# Tangential circles The following figure has two axes of symmetry which define its width and length. The length (horizontal distance) is twice the width (vertical distance). The largest circle has a radius of 2005 and all the contacts with small circles are tangent. If the six smallest circles have the same radii, then what’s the radius of the medium circle? Swiss competition: https://fsjm.ethz.ch/static/oldwebsite/documents/FI_19e_1.pdf

My attempt: I’ve tried solving it with simple algebra, but I failed and didn’t know where was my mistake. Here’s my attempt: y:distance between the center of the medium circle and the large circle

x:distance between the center of the large circle and the small circle

r:the radius of the small circle

I then drew two 30,60,90 triangles and set up a system of equations: And I didn’t get the right answer.

• What led you to assume the triangles were 30, 60, 90. I'm pretty sure they aren't and that is where your problem lies. – Ankit Jun 3 at 15:34
• "The length is larger than the width by a factor of two."? what does that mean? what length and width? – Oray Jun 3 at 15:39
• @Oray it means the length & width of the full figure with all 9 circles. – Ankit Jun 3 at 15:45
• I assumed that they are 30,60,90 because one of the angles is 90 and the hypotenuse is twice larger than one of the legs (2005 and 4010). Maybe this assumption is wrong. – Display maths Jun 3 at 15:48
• @Ankit thanks :) – Oray Jun 3 at 15:53

Let's draw our problem and I used the same notations as shown in the question except $$x$$ since $$x=2y$$ and it was too obvious;

Simply,

we calculate $$|AH|$$ from $$|AD|$$ and $$|DH|$$ as $$\sqrt{4y^2+4yr}$$ then we know that $$|DI|=|AH|$$ since $$DI$$ is parallel to $$|AH|$$ and perpendicular to $$|AC|$$.

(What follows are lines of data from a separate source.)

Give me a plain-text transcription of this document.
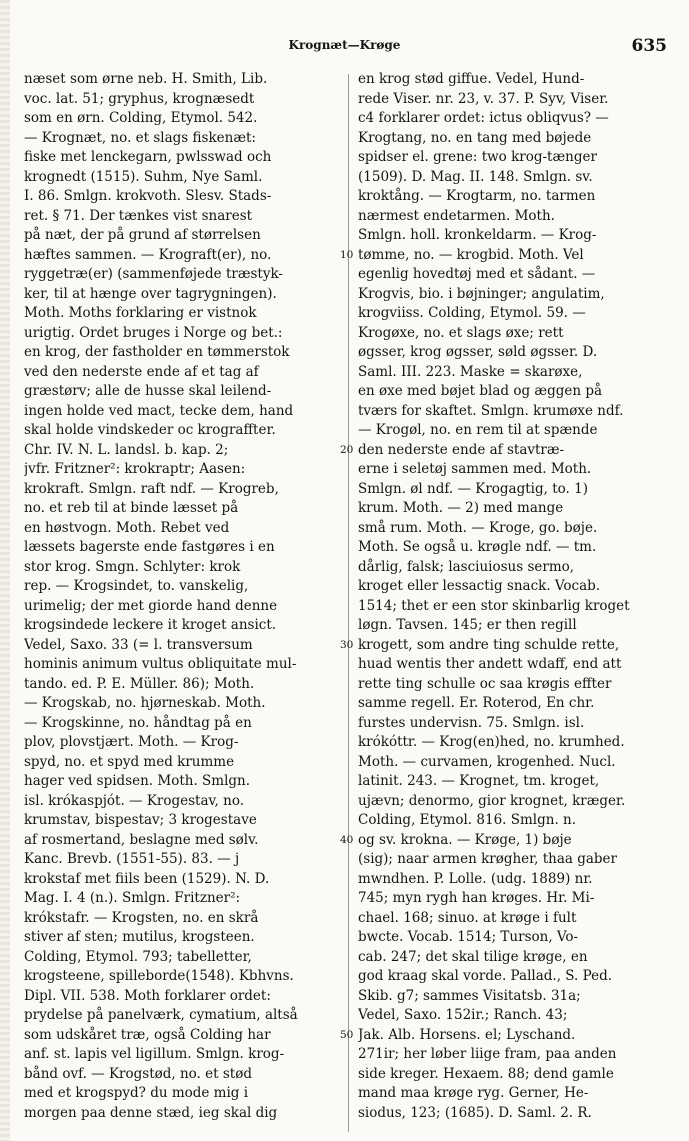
Krognæt—Krøge	635
næset som ørne neb. H. Smith, Lib.
voc. lat. 51; gryphus, krognæsedt
som en ørn. Colding, Etymol. 542.
— Krognæt, no. et slags fiskenæt:
fiske met lenckegarn, pwlsswad och
krognedt (1515). Suhm, Nye Saml.
I. 86. Smlgn. krokvoth. Slesv. Stads-
ret. § 71. Der tænkes vist snarest
på næt, der på grund af størrelsen
hæftes sammen. — Krograft(er), no.
ryggetræ(er) (sammenføjede træstyk-
ker, til at hænge over tagrygningen).
Moth. Moths forklaring er vistnok
urigtig. Ordet bruges i Norge og bet.:
en krog, der fastholder en tømmerstok
ved den nederste ende af et tag af
græstørv; alle de husse skal leilend-
ingen holde ved mact, tecke dem, hand
skal holde vindskeder oc krograffter.
Chr. IV. N. L. landsl. b. kap. 2;
jvfr. Fritzner²: krokraptr; Aasen:
krokraft. Smlgn. raft ndf. — Krogreb,
no. et reb til at binde læsset på
en høstvogn. Moth. Rebet ved
læssets bagerste ende fastgøres i en
stor krog. Smgn. Schlyter: krok
rep. — Krogsindet, to. vanskelig,
urimelig; der met giorde hand denne
krogsindede leckere it kroget ansict.
Vedel, Saxo. 33 (= l. transversum
hominis animum vultus obliquitate mul-
tando. ed. P. E. Müller. 86); Moth.
— Krogskab, no. hjørneskab. Moth.
— Krogskinne, no. håndtag på en
plov, plovstjært. Moth. — Krog-
spyd, no. et spyd med krumme
hager ved spidsen. Moth. Smlgn.
isl. krókaspjót. — Krogestav, no.
krumstav, bispestav; 3 krogestave
af rosmertand, beslagne med sølv.
Kanc. Brevb. (1551-55). 83. — j
krokstaf met fiils been (1529). N. D.
Mag. I. 4 (n.). Smlgn. Fritzner²:
krókstafr. — Krogsten, no. en skrå
stiver af sten; mutilus, krogsteen.
Colding, Etymol. 793; tabelletter,
krogsteene, spilleborde(1548). Kbhvns.
Dipl. VII. 538. Moth forklarer ordet:
prydelse på panelværk, cymatium, altså
som udskåret træ, også Colding har
anf. st. lapis vel ligillum. Smlgn. krog-
bånd ovf. — Krogstød, no. et stød
med et krogspyd? du mode mig i
morgen paa denne stæd, ieg skal dig
en krog stød giffue. Vedel, Hund-
rede Viser. nr. 23, v. 37. P. Syv, Viser.
c4 forklarer ordet: ictus obliqvus? —
Krogtang, no. en tang med bøjede
spidser el. grene: two krog-tænger
(1509). D. Mag. II. 148. Smlgn. sv.
kroktång. — Krogtarm, no. tarmen
nærmest endetarmen. Moth.
Smlgn. holl. kronkeldarm. — Krog-
tømme, no. — krogbid. Moth. Vel
egenlig hovedtøj med et sådant. —
Krogvis, bio. i bøjninger; angulatim,
krogviiss. Colding, Etymol. 59. —
Krogøxe, no. et slags øxe; rett
øgsser, krog øgsser, søld øgsser. D.
Saml. III. 223. Maske = skarøxe,
en øxe med bøjet blad og æggen på
tværs for skaftet. Smlgn. krumøxe ndf.
— Krogøl, no. en rem til at spænde
den nederste ende af stavtræ-
erne i seletøj sammen med. Moth.
Smlgn. øl ndf. — Krogagtig, to. 1)
krum. Moth. — 2) med mange
små rum. Moth. — Kroge, go. bøje.
Moth. Se også u. krøgle ndf. — tm.
dårlig, falsk; lasciuiosus sermo,
kroget eller lessactig snack. Vocab.
1514; thet er een stor skinbarlig kroget
løgn. Tavsen. 145; er then regill
krogett, som andre ting schulde rette,
huad wentis ther andett wdaff, end att
rette ting schulle oc saa krøgis effter
samme regell. Er. Roterod, En chr.
furstes undervisn. 75. Smlgn. isl.
krókóttr. — Krog(en)hed, no. krumhed.
Moth. — curvamen, krogenhed. Nucl.
latinit. 243. — Krognet, tm. kroget,
ujævn; denormo, gior krognet, kræger.
Colding, Etymol. 816. Smlgn. n.
og sv. krokna. — Krøge, 1) bøje
(sig); naar armen krøgher, thaa gaber
mwndhen. P. Lolle. (udg. 1889) nr.
745; myn rygh han krøges. Hr. Mi-
chael. 168; sinuo. at krøge i fult
bwcte. Vocab. 1514; Turson, Vo-
cab. 247; det skal tilige krøge, en
god kraag skal vorde. Pallad., S. Ped.
Skib. g7; sammes Visitatsb. 31a;
Vedel, Saxo. 152ir.; Ranch. 43;
Jak. Alb. Horsens. el; Lyschand.
271ir; her løber liige fram, paa anden
side kreger. Hexaem. 88; dend gamle
mand maa krøge ryg. Gerner, He-
siodus, 123; (1685). D. Saml. 2. R.
10
20
30
40
50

then we need to calculate |CI|, so to do that;

we know $$|CG|=y$$,

and

$$FI=2y-r$$ since $$|DH|=r$$ and $$|AI|=r$$

then we can find $$|CI|$$ as

$$|CI|=|CG|+2r+|FI|=3y+r$$

then

$$|CI|^2+DI^2=|CD|^2=9y^2+6yr+r^2+4y^2+4yr=9r^2+6yr+y^2$$

then we find another relation between y and r;

$$y=2r/3$$

and we also know that

$$2y+2r=2005$$

then

we find y as

$$401$$

Note that I did not get into much detail of how I construct it since it was too obvious for some cases, if you ask, I may add details and drawing is not perfect. To be honest it does not sound like a puzzle to me, it was pure geometry problem without any logic deduction etc.

• You’re correct! Thank you for solving it. – Display maths Jun 3 at 16:38
• @Displaymaths well it is pure math/geometry, not a puzzle though... good luck :) – Oray Jun 3 at 16:39

The radius of the medium circle is

$$\frac{4}{5} \cdot 2005 = 1604$$

Proof:

Let the circles, in order of increasing size, be $$A$$, $$B$$, and $$C$$ with radii $$a$$,$$b$$, and $$c$$ respectively. From the problem, we have that $$c+2b-2a=2c$$, so $$b=a+\frac{c}{2}$$. For now, let $$c=2$$.
Consider the following diagram: $$ADC$$ is a right triangle with hypotenuse $$2-a$$ and leg $$a$$, so the other leg $$CD$$ is $$2\sqrt{1-a}$$.
The height of $$ABC$$ is the same as $$CD$$, so we have $$AB^2 = CD^2 + (BC-AD)^2$$.
But $$AB = a+b=2a+1$$, $$CD=2\sqrt{1-a}$$, and $$BC-AD = 4-b-a=3-2a$$, so $$4a^2+4a+1=4-4a+9-12a+4a^2$$. The $$4a^2$$ cancels, and transposing and dividing by 20 yields $$a = \frac{3}{5} = \frac{3c}{10}$$ and thus $$b=a+\frac{c}{2}=\frac{4c}{5}$$.